Gu Yundong drückte beruhigend ihre Hand und sagte leise: „Mutter, das ist Tante Ke. Wir werden vorübergehend bei ihr unterkommen. Sie wird uns nichts tun. Hol erstmal Wasser, damit wir Ah Shu und Keke abwaschen können. Danach können wir in einem weichen Bett schlafen und müssen nicht weiterreisen."
„Wir müssen nicht weiterreisen?" Frau Yang konnte ihre Freude kaum verbergen.
Gu Yundong nickte ihr zu und sah zu, wie ihre Mutter aufgeregt loslief, um Wasser zu holen. Dann wandte sie sich Tante Ke zu, die sie musternd betrachtete: „Tante Ke, mein Name ist Gu Yundong. Dies sind drei Tael Silber. Ich fürchte, dass wir Sie in nächster Zeit etwas beanspruchen werden. Meine Mutter ist in einer speziellen Verfassung. Wenn man zu viel auf einmal mit ihr spricht, kann sie panisch werden. Bitte nehmen Sie Rücksicht darauf."
Tante Ke war überrascht. Aus Gu Yundongs Worten und ihrem Auftreten war nicht die Schüchternheit eines Landmädchens zu erkennen. Sie schien die Welt gesehen zu haben.

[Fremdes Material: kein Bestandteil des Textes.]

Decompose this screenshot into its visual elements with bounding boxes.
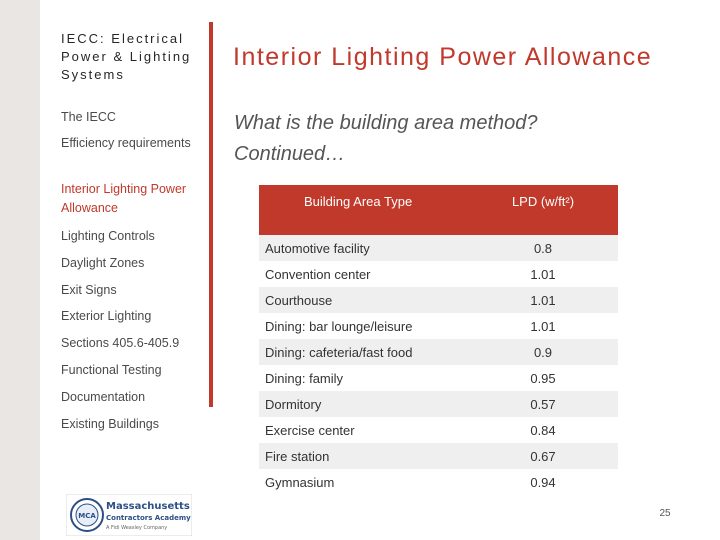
svg-text:A Fidi Weasley Company: A Fidi Weasley Company: [106, 525, 167, 531]
svg-text:Contractors Academy: Contractors Academy: [106, 514, 191, 522]
subtitle-line-2: Continued…: [234, 143, 346, 165]
cell-area-type: Dining: bar lounge/leisure: [265, 318, 413, 334]
sidebar: IECC: Electrical Power & Lighting System…: [40, 0, 210, 540]
cell-area-type: Exercise center: [265, 422, 355, 438]
cell-area-type: Dining: family: [265, 370, 344, 386]
table-row: Automotive facility 0.8: [259, 235, 618, 261]
sidebar-item-exit-signs[interactable]: Exit Signs: [61, 283, 117, 297]
cell-lpd: 0.95: [530, 370, 556, 386]
sidebar-item-functional-testing[interactable]: Functional Testing: [61, 363, 162, 377]
accent-divider-bar: [209, 22, 213, 407]
cell-lpd: 0.94: [530, 474, 556, 490]
table-row: Dormitory 0.57: [259, 391, 618, 417]
sidebar-item-documentation[interactable]: Documentation: [61, 390, 146, 404]
sidebar-item-sections[interactable]: Sections 405.6-405.9: [61, 336, 180, 350]
sidebar-item-interior-lighting-power-allowance[interactable]: Interior Lighting Power Allowance: [61, 182, 187, 215]
cell-area-type: Fire station: [265, 448, 330, 464]
cell-lpd: 0.84: [530, 422, 556, 438]
table-row: Courthouse 1.01: [259, 287, 618, 313]
left-decorative-stripe: [0, 0, 40, 540]
cell-lpd: 0.67: [530, 448, 556, 464]
svg-text:MCA: MCA: [78, 512, 96, 520]
sidebar-item-exterior-lighting[interactable]: Exterior Lighting: [61, 309, 152, 323]
svg-text:Massachusetts: Massachusetts: [106, 501, 190, 512]
sidebar-item-the-iecc[interactable]: The IECC: [61, 110, 116, 124]
cell-lpd: 0.8: [533, 240, 553, 256]
sidebar-item-daylight-zones[interactable]: Daylight Zones: [61, 256, 145, 270]
column-header-building-area-type: Building Area Type: [304, 194, 413, 209]
sidebar-item-efficiency-requirements[interactable]: Efficiency requirements: [61, 136, 191, 150]
cell-area-type: Dining: cafeteria/fast food: [265, 344, 413, 360]
cell-lpd: 1.01: [530, 292, 556, 308]
column-header-lpd: LPD (w/ft²): [511, 194, 575, 209]
sidebar-item-lighting-controls[interactable]: Lighting Controls: [61, 229, 155, 243]
cell-area-type: Convention center: [265, 266, 371, 282]
table-header-row: Building Area Type LPD (w/ft²): [259, 185, 618, 235]
table-row: Exercise center 0.84: [259, 417, 618, 443]
table-row: Convention center 1.01: [259, 261, 618, 287]
sidebar-title: IECC: Electrical Power & Lighting System…: [61, 31, 192, 82]
logo-graphic: MCA Massachusetts Contractors Academy A …: [65, 493, 193, 537]
cell-lpd: 0.57: [530, 396, 556, 412]
sidebar-item-existing-buildings[interactable]: Existing Buildings: [61, 417, 159, 431]
table-row: Fire station 0.67: [259, 443, 618, 469]
cell-area-type: Courthouse: [265, 292, 333, 308]
lpd-table: Building Area Type LPD (w/ft²) Automotiv…: [259, 185, 618, 495]
cell-area-type: Gymnasium: [265, 474, 335, 490]
subtitle-line-1: What is the building area method?: [234, 112, 538, 134]
table-row: Gymnasium 0.94: [259, 469, 618, 495]
cell-lpd: 1.01: [530, 318, 556, 334]
cell-area-type: Dormitory: [265, 396, 322, 412]
contractors-academy-logo: MCA Massachusetts Contractors Academy A …: [65, 493, 193, 537]
page-title: Interior Lighting Power Allowance: [233, 43, 653, 71]
slide-subtitle: What is the building area method? Contin…: [234, 108, 674, 170]
table-row: Dining: bar lounge/leisure 1.01: [259, 313, 618, 339]
table-row: Dining: cafeteria/fast food 0.9: [259, 339, 618, 365]
table-row: Dining: family 0.95: [259, 365, 618, 391]
page-number: 25: [659, 508, 671, 519]
cell-area-type: Automotive facility: [265, 240, 370, 256]
cell-lpd: 1.01: [530, 266, 556, 282]
cell-lpd: 0.9: [533, 344, 553, 360]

Sie nahm das Silber und nickte knapp: „Du wirkst vernünftig. Nicht schlecht. Solange deine Mutter arbeiten kann und sich gut um dich kümmert, ohne dass ich eingreifen muss, ist alles in Ordnung. Was dich betrifft..."
Nie Cong, sichtlich besorgt, fiel ihr ins Wort: „Tante, ich benötige die Hilfe von Fräulein Gu für eine Angelegenheit. Bitte kümmern Sie sich zuerst um ihre Familie. Später kaufe ich Ihnen einen Hibiskuskuchen."
„Tunichtgut, mach schon, geh!" Sie schien genervt von ihrer eigenen Geschwätzigkeit zu sein.
Nie Cong lächelte und führte Gu Yundong schnell weg, nachdem sie ihr Gespräch beendet hatte. Zuerst brachte er sie ins Teehaus, wo Gu Yundong noch immer die Kleidung vom Fluchtweg trug und verschmutzt wirkte. Ohne ihn hätten sie sie dort nicht eingelassen.
Er bat sie, im Privatzimmer zu warten, ging dann zum Amt und holte einen Soldaten, der die Banditen gesehen hatte.
Als er zurückkehrte, hatte er auch ein komplettes Schreibset dabei.
Gu Yundong nahm nur das Papier und bat den Kellner um einen Kohlestift.
Nie Cong war verwirrt und fragte taktvoll: „Bist du nicht an einen Pinsel gewöhnt?" Wie konnte er nur vergessen, dass ein Mädchen vom Land wahrscheinlich nie zur Schule gegangen war?
Gu Yundong verdrehte die Augen. „Gut, beschreib mir zunächst, wie der Bandit aussah. Seine Augen, Nase, Mund und Gesicht. Sei so detailliert wie möglich."